Now that the hurricane season is well underway, Louisianans remember when Katrina came ashore, late in August 2005, with a storm surge that eventually flooded New Orleans and leveled many Gulf Coast towns, costing more than 1,500 lives and causing more than $25 billion in damage in our state alone.
In the years ahead, Louisiana and our entire region may be hit by a perfect storm of meteorological and man-made crises. With higher temperatures and volatile weather, there is a devastating and often deadly combination of rising seas and more powerful storms.
Together with other coastal states, Louisiana is confronting a serious insurance availability problem, as demonstrated by several national companies reducing their coastal exposure. The worldwide financial and economic crisis also isn’t making life any easier for homeowners, business people, and insurance companies in this area and all across this country.
Meanwhile, we’re facing an unnecessary threat: Massachusetts Congressman Richard Neal is reintroducing legislation to raise taxes on the foreign reinsurance companies that helped Louisiana recover from the destruction caused by Katrina and that will be indispensable to insuring residential, commercial and industrial properties in the years ahead.
What is reinsurance? Why is it so essential for Louisiana, for the Gulf Coast region, and for the entire nation? And why are foreign reinsurance companies indispensable?
Consumers pooling and diversifying their risks is what insurance is all about. Insurance companies do the same thing for each other by buying backup coverage on properties that they themselves have insured. This “reinsurance” is especially essential in areas with the greatest risks of huge, unexpected, and infrequent claims, such as coastal areas here in Louisiana. By sharing these risks, insurance companies have been able to cover properties that might otherwise be unaffordable, such as stores in New Orleans or homes near the Gulf Coast.
In fact, the United States has many areas that are densely settled, highly developed, and very high risk – from the San Francisco Bay area, with its history of earthquakes, to the Florida Keys, with its frequent flooding, and Lower Manhattan, with the fear of terrorist attacks and hurricanes. In order to cover these communities and the whole country, the U.S. depends on a global network of foreign and domestic reinsurers to spread those risks.
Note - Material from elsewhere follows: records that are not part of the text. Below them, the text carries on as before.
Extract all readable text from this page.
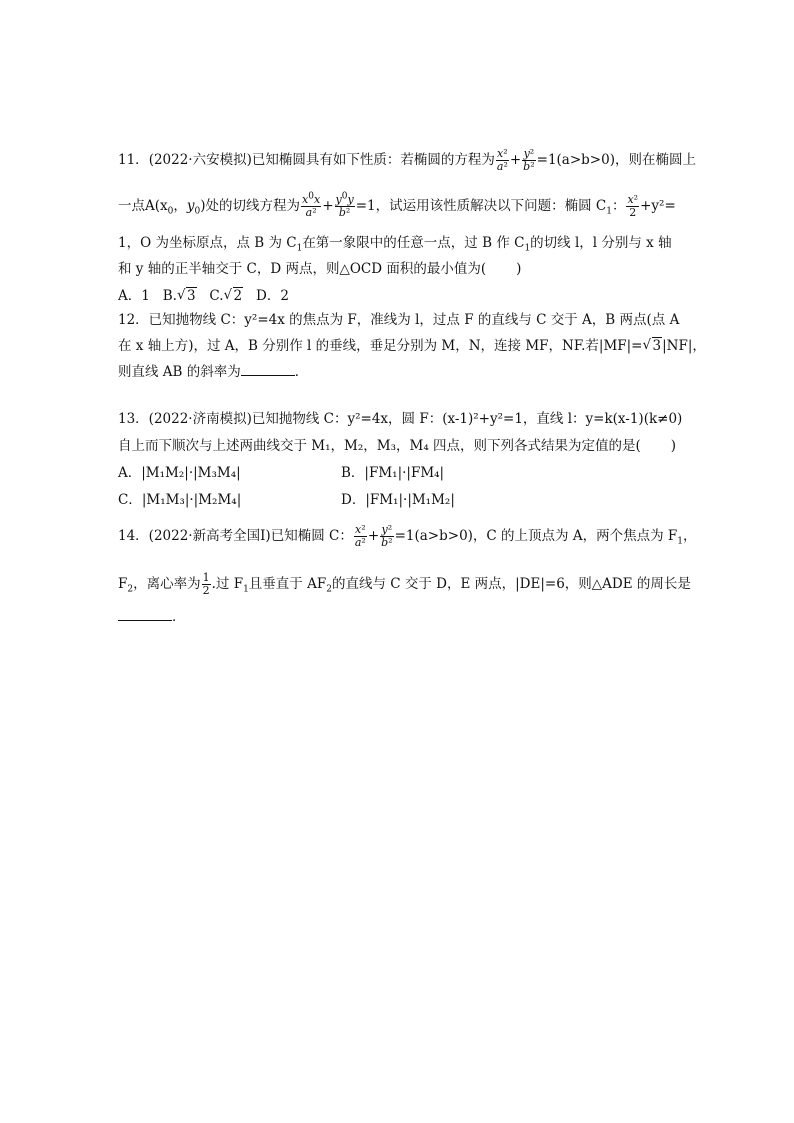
11．(2022·六安模拟)已知椭圆具有如下性质：若椭圆的方程为 $\frac{\text{x²}}{\text{a²}} + \frac{\text{y²}}{\text{b²}} =1(a>b>0)$，则在椭圆上
一点$A(x_0$，$y_0$)处的切线方程为 $\frac{x^0x}{\text{a²}} + \frac{y^0y}{\text{b²}} =1$，试运用该性质解决以下问题：椭圆 $C_1$： $\frac{\text{x²}}{2} +y^2=$
1，O 为坐标原点，点 B 为 $C_1$在第一象限中的任意一点，过 B 作 $C_1$的切线 l，l 分别与 x 轴
和 y 轴的正半轴交于 C，D 两点，则△OCD 面积的最小值为( )
A．1 B. √ 3 C. √ 2 D．2
12．已知抛物线 C：y²=4x 的焦点为 F，准线为 l，过点 F 的直线与 C 交于 A，B 两点(点 A
在 x 轴上方)，过 A，B 分别作 l 的垂线，垂足分别为 M，N，连接 MF，NF.若|MF|= √ 3|NF|，
则直线 AB 的斜率为	．
13．(2022·济南模拟)已知抛物线 C：y²=4x，圆 F：(x-1)²+y²=1，直线 l：y=k(x-1)(k≠0)
自上而下顺次与上述两曲线交于 M₁，M₂，M₃，M₄ 四点，则下列各式结果为定值的是( )
A．|M₁M₂|·|M₃M₄|	B．|FM₁|·|FM₄|
C．|M₁M₃|·|M₂M₄|	D．|FM₁|·|M₁M₂|
14．(2022·新高考全国Ⅰ)已知椭圆 C： $\frac{\text{x²}}{\text{a²}} + \frac{\text{y²}}{\text{b²}} =1(a>b>0)$，C 的上顶点为 A，两个焦点为 $F_1$，
$F_2$，离心率为 $\frac{1}{2}$ .过 $F_1$且垂直于 $AF_2$的直线与 C 交于 D，E 两点，|DE|=6，则△ADE 的周长是
．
Of the $100 billion in reinsurance purchased by U.S. insurers, about half comes from foreign companies. With property casualty insurance, that figure is two-thirds. Following Hurricanes Katrina, Rita, and Wilma insurance companies based in Bermuda contributed $17 billion in claims payments to U.S. consumers. Here in Louisiana, these companies paid an estimated $9 billion for residential and commercial property claims from Hurricanes Rita and Katrina.
The Internal Revenue Service has the tools to correct tax avoidance or evasion by insurance and reinsurance companies, domestic and foreign. If we arbitrarily raise taxes on foreign reinsurance companies, especially in the midst of a slump in the industry and a financial crisis throughout the world, we will simply increase the cost and decrease the availability of the insurance that we need.
In fact, as the respected economics consulting firm, the Brattle Group, recently concluded in a study conducted for the Coalition for Affordable Insurance Rates, the supply of reinsurance within the U.S. would decline by between $19 billion and $22 billion.
As usually happens when supplies fall, prices would rise: Consumers would pay between $10 billion and $12 billion more, just to maintain their existing levels of coverage. With our constant risk of tropical storms and growing insurance problems, Louisiana would be one of the seven states hardest hit by slumping supplies and skyrocketing costs.
As state Insurance Commissioner, I have written to Sen. Max Baucus (D-MT), chairman of the Senate Finance Committee, to urge him to oppose this ill-considered and poorly timed tax increase on an essential industry and its hard-pressed customers.
All Louisianans should write to their U.S. Senators and Representatives asking them to vote down Congressman Neal’s bill before it creates a perfect storm that devastates our insurance market, our communities, and our economy.
James J. Donelon is Commissioner of the Louisiana Department of Insurance.